Un casse-tête juridique
Au moment de la succession, il arrive souvent que les héritiers soient en butte aux règles de droit qu’ils méconnaissent. Il y a couramment l’équation de la nouvelle épouse, l’absence de l’état civil, l’indignité successorale, entre autres questions abordées par Me Ousseynou Ngom, avocat à la Cour. Celui-ci demande aux polygames d’établir des testaments.
A entendre Me Ousseynou Ngom, au Sénégal, l'on pense, de prime abord, que les conflits liés à la succession touchent généralement toutes les familles. ‘’Il n’y a pas de caractéristiques fondamentales. Toutes sont logées à la même enseigne, en termes de difficulté’’, juge l’avocat à la Cour. D’après son argumentation, ces difficultés résultent souvent du mode de saisine des juridictions, en ce sens que les familles ne connaissent pas exactement les voies et moyens pour saisir un tribunal, afin d’obtenir une décision. Parce que la question est tout simplement taboue.
Cependant, quelle que soit la sensibilité de la question, des conflits ouverts naissent, lorsque le défunt était polygame et/ou a un patrimoine consistant. ‘’Il y a beaucoup de familles polygames et il peut arriver qu’un héritier enclenche une procédure de liquidation, alors que les autres ne veulent pas, ou qu’un autre émette le souhait de vendre une maison et que les autres ne soient pas consentants’’, explique Me Ngom.
Concernant les familles riches, les différends surviennent souvent lorsqu’un ayant droit émet le souhait de se voir attribuer un bien et que les autres ne soient pas d'accord. Les autres sources de conflits proviennent souvent du fait d’une nouvelle épouse qu’on veuille exclure à dessein, car on la considère comme une profiteuse de dernière heure.
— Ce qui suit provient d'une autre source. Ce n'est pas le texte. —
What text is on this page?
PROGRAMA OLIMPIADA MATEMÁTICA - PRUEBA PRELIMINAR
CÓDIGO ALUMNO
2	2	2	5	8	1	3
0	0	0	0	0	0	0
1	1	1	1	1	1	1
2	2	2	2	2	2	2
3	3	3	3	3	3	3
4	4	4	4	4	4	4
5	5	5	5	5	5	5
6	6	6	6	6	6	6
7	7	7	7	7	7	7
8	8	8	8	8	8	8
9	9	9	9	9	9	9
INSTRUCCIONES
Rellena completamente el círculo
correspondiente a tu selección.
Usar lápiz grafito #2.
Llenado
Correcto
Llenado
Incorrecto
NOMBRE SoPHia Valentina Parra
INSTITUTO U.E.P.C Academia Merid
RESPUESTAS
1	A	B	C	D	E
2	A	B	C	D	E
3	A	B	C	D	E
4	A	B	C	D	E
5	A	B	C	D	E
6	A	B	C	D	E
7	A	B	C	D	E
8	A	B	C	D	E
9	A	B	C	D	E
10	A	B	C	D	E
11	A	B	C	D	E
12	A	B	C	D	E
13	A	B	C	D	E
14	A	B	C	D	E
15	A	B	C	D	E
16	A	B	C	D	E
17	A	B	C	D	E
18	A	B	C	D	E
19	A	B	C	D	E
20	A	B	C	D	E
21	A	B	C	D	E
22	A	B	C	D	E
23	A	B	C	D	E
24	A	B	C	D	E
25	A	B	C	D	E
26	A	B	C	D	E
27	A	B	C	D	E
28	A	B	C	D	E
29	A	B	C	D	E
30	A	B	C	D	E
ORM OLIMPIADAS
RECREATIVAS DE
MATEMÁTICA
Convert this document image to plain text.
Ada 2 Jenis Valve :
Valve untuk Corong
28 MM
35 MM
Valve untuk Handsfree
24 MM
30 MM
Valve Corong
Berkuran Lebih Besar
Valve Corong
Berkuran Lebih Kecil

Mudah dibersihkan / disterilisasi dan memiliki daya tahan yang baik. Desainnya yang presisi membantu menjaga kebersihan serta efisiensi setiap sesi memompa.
En fait, d’après les explications de la robe noire, ‘’il arrive très souvent que des héritiers introduisent une procédure sans y associer la nouvelle épouse du défunt’’. Il est heureux de constater, pour ce cas de figure, que des voies de recours existent, car tout intéressé peut faire une tierce opposition au jugement d'hérédité, notamment.
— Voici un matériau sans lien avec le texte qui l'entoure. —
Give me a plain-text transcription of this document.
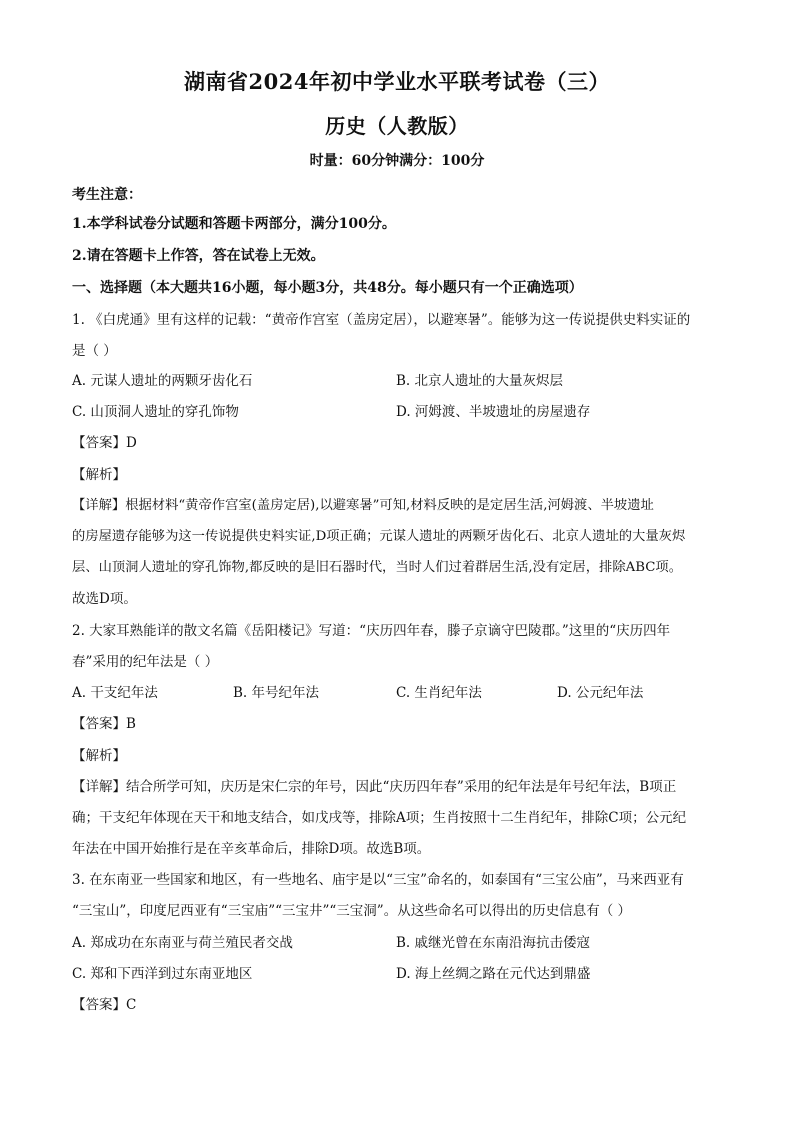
湖南省2024年初中学业水平联考试卷（三）
历史（人教版）
时量：60分钟满分：100分
考生注意：
1.本学科试卷分试题和答题卡两部分，满分100分。
2.请在答题卡上作答，答在试卷上无效。
一、选择题（本大题共16小题，每小题3分，共48分。每小题只有一个正确选项）
1. 《白虎通》里有这样的记载：“黄帝作宫室（盖房定居），以避寒暑”。能够为这一传说提供史料实证的
是（ ）
A. 元谋人遗址的两颗牙齿化石	B. 北京人遗址的大量灰烬层
C. 山顶洞人遗址的穿孔饰物	D. 河姆渡、半坡遗址的房屋遗存
【答案】D
【解析】
【详解】根据材料“黄帝作宫室(盖房定居),以避寒暑”可知,材料反映的是定居生活,河姆渡、半坡遗址
的房屋遗存能够为这一传说提供史料实证,D项正确；元谋人遗址的两颗牙齿化石、北京人遗址的大量灰烬
层、山顶洞人遗址的穿孔饰物,都反映的是旧石器时代，当时人们过着群居生活,没有定居，排除ABC项。
故选D项。
2. 大家耳熟能详的散文名篇《岳阳楼记》写道：“庆历四年春，滕子京谪守巴陵郡。”这里的“庆历四年
春”采用的纪年法是（ ）
A. 干支纪年法	B. 年号纪年法	C. 生肖纪年法	D. 公元纪年法
【答案】B
【解析】
【详解】结合所学可知，庆历是宋仁宗的年号，因此“庆历四年春”采用的纪年法是年号纪年法，B项正
确；干支纪年体现在天干和地支结合，如戊戌等，排除A项；生肖按照十二生肖纪年，排除C项；公元纪
年法在中国开始推行是在辛亥革命后，排除D项。故选B项。
3. 在东南亚一些国家和地区，有一些地名、庙宇是以“三宝”命名的，如泰国有“三宝公庙”，马来西亚有
“三宝山”，印度尼西亚有“三宝庙”“三宝井”“三宝洞”。从这些命名可以得出的历史信息有（ ）
A. 郑成功在东南亚与荷兰殖民者交战	B. 戚继光曾在东南沿海抗击倭寇
C. 郑和下西洋到过东南亚地区	D. 海上丝绸之路在元代达到鼎盛
【答案】C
Outre les conflits entre membres d’une même famille, la succession peut être retardée par les héritiers eux-mêmes qui peinent à prouver leur qualité. Il s’agit de la lancinante problématique de l’absence d’état civil. ‘’Les héritiers sont souvent confrontés à cette situation source de blocage qui fait que le juge est souvent obligé de surseoir, en attendant d’obtenir un jugement supplétif de mariage’’ par exemple, se désole Me Ngom.
Indignité successorale
Par ailleurs, il faut souligner qu'il existe des cas où un héritier est écarté d’une succession. C'est l’indignité successorale. Selon notre interlocuteur, un héritier qui passe outre les volontés du défunt peut être tout simplement écarté. ‘’Si, de son vivant, le défunt avait, par exemple, demandé à ses héritiers de rester dans l’indivision, ils sont obligés de respecter sa volonté. Si l’un d’eux passe outre, les autres peuvent invoquer l'indignité successorale et l’écarter de la succession’’.
Pour éviter d’en arriver là, l’ancien président de l’Association des jeunes avocats du Sénégal (Ajas) recommande l’élaboration d’un testament, lorsqu’il s’agit d’un homme polygame notamment, dans la mesure où les procédures peuvent durer des années.
En cas de donation ou de vente d'un bien appartenant au défunt à l’un des héritiers, comme cela arrive souvent, Me Ngom relève qu’il est beaucoup plus prudent, pour ce dernier, de faire la mutation des biens concernés à son profit, pour éviter des contestations ultérieures qui peuvent aboutir à une annulation. Par ailleurs, l’héritier a la possibilité de renoncer à la succession et c’est dans le cas où le passif du défunt l’emporte sur ses actifs. ‘’Au lieu d’hériter des biens, il peut se retrouver avec des dettes à rembourser. Dans ce cas, il peut demander à être écarté de la succession’’, renseigne le conseil. Il peut également faire une acceptation sous bénéfice d'inventaire qui correspond à l'hypothèse où l'acceptation de l'héritage ne porte que sur l'actif et non sur le passif.
Des différends peuvent aussi surgir entre avocats et héritiers. D'après Me Ousseynou Ngom, généralement, ses confrères n’ont pas de rôle actif. Ils n’administrent pas, sauf dans l'hypothèse où ils sont désignés comme séquestres. Cependant, renseigne-t-il, souvent, les tiraillements sont nés, s’il y a vente des biens et l’avocat est en droit, dans ce cas, de réclamer des honoraires proportionnels de recouvrement d’une manière générale. Malheureusement, dit-il, "les justiciables ne voient pas d’un bon œil les honoraires de recouvrement différents des honoraires de base".